Castara is not a consecutive poem, but consists of a great variety of small pieces, in all sorts of style and rhythm, and of all varieties of merit; many of them addressed to his mistress under the name of Castara, and many to his friends; with reflective poems, elegies, and panegyrics, intermingled with verses sacred to love. Habington is distinguished by purity of tone if not of taste. He has many conceits, but no obscenities. His love is as holy as it is ardent. He has, besides, a vein of sentiment which sometimes approaches the moral sublime. To prove this, in addition to the Selections below, we copy some verses entitled

When I survey the bright
Celestial sphere,
So rich with jewels hung, that Night
Doth like an Ethiop bride appear,

My soul her wings doth spread,
And heavenward flies,
The Almighty's mysteries to read
In the large volume of the skies;

For the bright firmament
Shoots forth no flame
So silent, but is eloquent
In speaking the Creator's name.

No unregarded star
Contracts its light
Into so small a character,
Removed far from our human sight,

But if we steadfast look,
We shall discern
In it, as in some holy book,
How man may heavenly knowledge learn.

It tells the conqueror
That far-stretch'd power,
Which his proud dangers traffic for,
Is but the triumph of an hour;

That, from the furthest North,
Some nation may,
Yet undiscover'd, issue forth,
And o'er his new-got conquest sway,

Some nation, yet shut in
With hills of ice,
May be let out to scourge his sin
Till they shall equal him in vice;

And then they likewise shall
Their ruin brave;
For, as yourselves, your empires fall,
And every kingdom hath a grave.

Thus those celestial fires,
Though seeming mute,
The fallacy of our desires,
And all the pride of life, confute;

For they have watch'd since first
The world had birth,
And found sin in itself accurst,
And nothing permanent on earth.

There is something to us particularly interesting in the history of this poet.
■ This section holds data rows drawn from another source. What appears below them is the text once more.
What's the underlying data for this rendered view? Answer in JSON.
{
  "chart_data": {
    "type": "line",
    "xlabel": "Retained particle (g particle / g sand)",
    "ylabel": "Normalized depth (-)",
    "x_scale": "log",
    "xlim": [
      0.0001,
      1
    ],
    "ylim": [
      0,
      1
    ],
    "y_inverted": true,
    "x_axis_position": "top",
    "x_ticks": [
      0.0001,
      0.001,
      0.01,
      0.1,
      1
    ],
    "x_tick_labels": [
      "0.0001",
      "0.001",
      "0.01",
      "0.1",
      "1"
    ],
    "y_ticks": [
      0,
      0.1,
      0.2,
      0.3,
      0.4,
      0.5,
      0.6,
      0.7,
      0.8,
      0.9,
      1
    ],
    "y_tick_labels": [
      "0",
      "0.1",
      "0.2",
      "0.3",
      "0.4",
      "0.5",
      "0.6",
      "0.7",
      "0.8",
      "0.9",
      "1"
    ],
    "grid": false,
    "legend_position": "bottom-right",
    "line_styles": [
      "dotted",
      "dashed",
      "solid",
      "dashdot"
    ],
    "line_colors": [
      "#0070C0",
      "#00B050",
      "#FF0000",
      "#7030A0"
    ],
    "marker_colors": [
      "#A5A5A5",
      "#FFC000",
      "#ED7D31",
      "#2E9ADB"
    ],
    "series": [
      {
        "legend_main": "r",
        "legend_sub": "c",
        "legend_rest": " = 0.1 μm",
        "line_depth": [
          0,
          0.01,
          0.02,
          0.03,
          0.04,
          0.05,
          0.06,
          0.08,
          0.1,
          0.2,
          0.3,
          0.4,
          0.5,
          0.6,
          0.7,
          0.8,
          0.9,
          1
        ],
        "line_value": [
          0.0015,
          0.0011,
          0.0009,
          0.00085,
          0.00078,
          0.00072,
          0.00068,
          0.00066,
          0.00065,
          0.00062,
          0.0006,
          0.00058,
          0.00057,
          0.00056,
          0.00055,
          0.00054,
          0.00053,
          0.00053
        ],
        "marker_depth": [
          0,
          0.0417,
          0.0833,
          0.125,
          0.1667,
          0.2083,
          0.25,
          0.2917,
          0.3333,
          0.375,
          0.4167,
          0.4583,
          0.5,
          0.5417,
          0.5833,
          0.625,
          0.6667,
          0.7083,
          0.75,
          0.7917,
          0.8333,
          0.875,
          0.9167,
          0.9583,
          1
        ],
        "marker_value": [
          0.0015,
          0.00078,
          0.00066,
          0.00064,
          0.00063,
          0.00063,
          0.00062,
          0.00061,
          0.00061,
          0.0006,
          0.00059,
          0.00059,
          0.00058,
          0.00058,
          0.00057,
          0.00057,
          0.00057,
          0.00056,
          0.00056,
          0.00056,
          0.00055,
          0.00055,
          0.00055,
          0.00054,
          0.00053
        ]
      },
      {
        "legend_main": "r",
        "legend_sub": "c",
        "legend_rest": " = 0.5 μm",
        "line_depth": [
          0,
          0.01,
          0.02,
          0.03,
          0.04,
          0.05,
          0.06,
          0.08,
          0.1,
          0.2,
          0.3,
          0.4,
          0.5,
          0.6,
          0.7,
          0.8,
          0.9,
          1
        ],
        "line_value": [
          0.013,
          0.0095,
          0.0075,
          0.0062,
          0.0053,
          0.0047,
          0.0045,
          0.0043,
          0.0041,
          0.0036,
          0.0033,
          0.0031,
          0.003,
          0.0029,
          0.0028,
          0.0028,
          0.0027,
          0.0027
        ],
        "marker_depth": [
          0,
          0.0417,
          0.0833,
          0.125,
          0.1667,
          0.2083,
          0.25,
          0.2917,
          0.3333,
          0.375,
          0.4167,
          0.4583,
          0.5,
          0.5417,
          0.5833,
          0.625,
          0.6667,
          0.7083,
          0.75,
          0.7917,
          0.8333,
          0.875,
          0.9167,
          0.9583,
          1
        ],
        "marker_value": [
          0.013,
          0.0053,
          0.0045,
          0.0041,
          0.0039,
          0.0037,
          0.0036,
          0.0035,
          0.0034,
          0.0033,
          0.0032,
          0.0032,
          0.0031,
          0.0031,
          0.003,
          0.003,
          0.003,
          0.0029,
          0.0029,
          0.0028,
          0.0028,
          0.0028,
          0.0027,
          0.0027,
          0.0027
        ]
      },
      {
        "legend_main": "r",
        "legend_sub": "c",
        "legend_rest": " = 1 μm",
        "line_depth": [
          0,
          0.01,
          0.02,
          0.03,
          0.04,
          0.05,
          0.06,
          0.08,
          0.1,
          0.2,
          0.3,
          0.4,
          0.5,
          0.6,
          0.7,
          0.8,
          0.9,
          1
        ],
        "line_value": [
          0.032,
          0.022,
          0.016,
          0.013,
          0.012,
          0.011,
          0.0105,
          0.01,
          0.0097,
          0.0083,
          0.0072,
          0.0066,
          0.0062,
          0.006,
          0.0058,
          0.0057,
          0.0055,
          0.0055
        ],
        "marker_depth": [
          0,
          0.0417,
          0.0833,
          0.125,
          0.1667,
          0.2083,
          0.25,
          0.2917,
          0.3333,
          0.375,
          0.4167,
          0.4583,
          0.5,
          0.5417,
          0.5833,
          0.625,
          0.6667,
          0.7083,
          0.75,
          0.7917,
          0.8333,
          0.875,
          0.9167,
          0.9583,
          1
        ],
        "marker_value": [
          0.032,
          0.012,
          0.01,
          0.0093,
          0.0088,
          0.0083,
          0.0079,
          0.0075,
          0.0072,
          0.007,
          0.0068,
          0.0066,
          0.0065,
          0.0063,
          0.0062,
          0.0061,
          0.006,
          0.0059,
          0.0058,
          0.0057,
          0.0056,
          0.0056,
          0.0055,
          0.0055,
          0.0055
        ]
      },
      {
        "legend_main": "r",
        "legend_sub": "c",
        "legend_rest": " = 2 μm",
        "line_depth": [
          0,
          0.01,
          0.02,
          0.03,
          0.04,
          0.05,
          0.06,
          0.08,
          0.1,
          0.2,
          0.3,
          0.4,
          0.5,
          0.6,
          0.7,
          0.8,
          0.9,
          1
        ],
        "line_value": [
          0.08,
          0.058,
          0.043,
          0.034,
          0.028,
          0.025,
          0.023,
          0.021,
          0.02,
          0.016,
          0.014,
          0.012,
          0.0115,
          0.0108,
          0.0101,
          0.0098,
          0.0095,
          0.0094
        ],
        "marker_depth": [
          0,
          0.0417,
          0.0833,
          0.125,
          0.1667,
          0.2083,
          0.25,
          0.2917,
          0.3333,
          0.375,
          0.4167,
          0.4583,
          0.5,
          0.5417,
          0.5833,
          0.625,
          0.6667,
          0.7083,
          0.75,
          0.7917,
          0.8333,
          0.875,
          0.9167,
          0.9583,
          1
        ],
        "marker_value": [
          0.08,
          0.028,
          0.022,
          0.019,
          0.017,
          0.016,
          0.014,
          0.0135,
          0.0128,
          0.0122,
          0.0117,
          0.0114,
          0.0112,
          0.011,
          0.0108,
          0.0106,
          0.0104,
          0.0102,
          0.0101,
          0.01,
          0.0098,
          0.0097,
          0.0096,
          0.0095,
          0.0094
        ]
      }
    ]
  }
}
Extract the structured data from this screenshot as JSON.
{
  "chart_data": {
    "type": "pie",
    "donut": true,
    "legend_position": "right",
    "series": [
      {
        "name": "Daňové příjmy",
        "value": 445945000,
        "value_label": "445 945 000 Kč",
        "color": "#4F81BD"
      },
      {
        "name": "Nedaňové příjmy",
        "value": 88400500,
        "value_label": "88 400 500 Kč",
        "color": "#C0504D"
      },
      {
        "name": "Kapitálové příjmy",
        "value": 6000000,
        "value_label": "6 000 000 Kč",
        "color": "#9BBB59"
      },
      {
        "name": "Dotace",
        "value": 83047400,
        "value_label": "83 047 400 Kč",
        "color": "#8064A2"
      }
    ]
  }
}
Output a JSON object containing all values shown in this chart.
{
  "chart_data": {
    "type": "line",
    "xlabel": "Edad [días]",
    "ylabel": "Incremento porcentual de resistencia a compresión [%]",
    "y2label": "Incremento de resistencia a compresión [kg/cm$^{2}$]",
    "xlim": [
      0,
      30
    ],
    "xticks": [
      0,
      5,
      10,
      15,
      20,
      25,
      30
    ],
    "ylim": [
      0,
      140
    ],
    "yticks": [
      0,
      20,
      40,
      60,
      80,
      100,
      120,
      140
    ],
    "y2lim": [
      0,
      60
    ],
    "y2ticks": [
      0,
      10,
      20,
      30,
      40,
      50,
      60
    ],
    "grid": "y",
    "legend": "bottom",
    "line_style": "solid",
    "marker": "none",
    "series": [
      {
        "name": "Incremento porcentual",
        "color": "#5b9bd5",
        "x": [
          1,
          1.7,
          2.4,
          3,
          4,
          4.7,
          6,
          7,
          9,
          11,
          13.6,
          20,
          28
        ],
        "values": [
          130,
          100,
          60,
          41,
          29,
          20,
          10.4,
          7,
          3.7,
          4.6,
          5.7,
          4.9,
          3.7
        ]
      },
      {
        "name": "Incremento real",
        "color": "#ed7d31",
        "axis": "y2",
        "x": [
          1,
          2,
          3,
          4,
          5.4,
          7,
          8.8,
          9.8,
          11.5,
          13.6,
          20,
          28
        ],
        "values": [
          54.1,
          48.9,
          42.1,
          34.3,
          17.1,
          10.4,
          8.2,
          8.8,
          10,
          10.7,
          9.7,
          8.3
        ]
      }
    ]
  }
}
Even as it is pleasant to see the sides of a volcano covered with verdure, and its mouth filled with flowers, so we like to find the fierce elements, which were inherited by Habington from his fathers, softened and subdued in him, — the blood of the conspirator mellowed into that of the gentle bard, who derived all his inspiration from a pure love and a mild and thoughtful religion.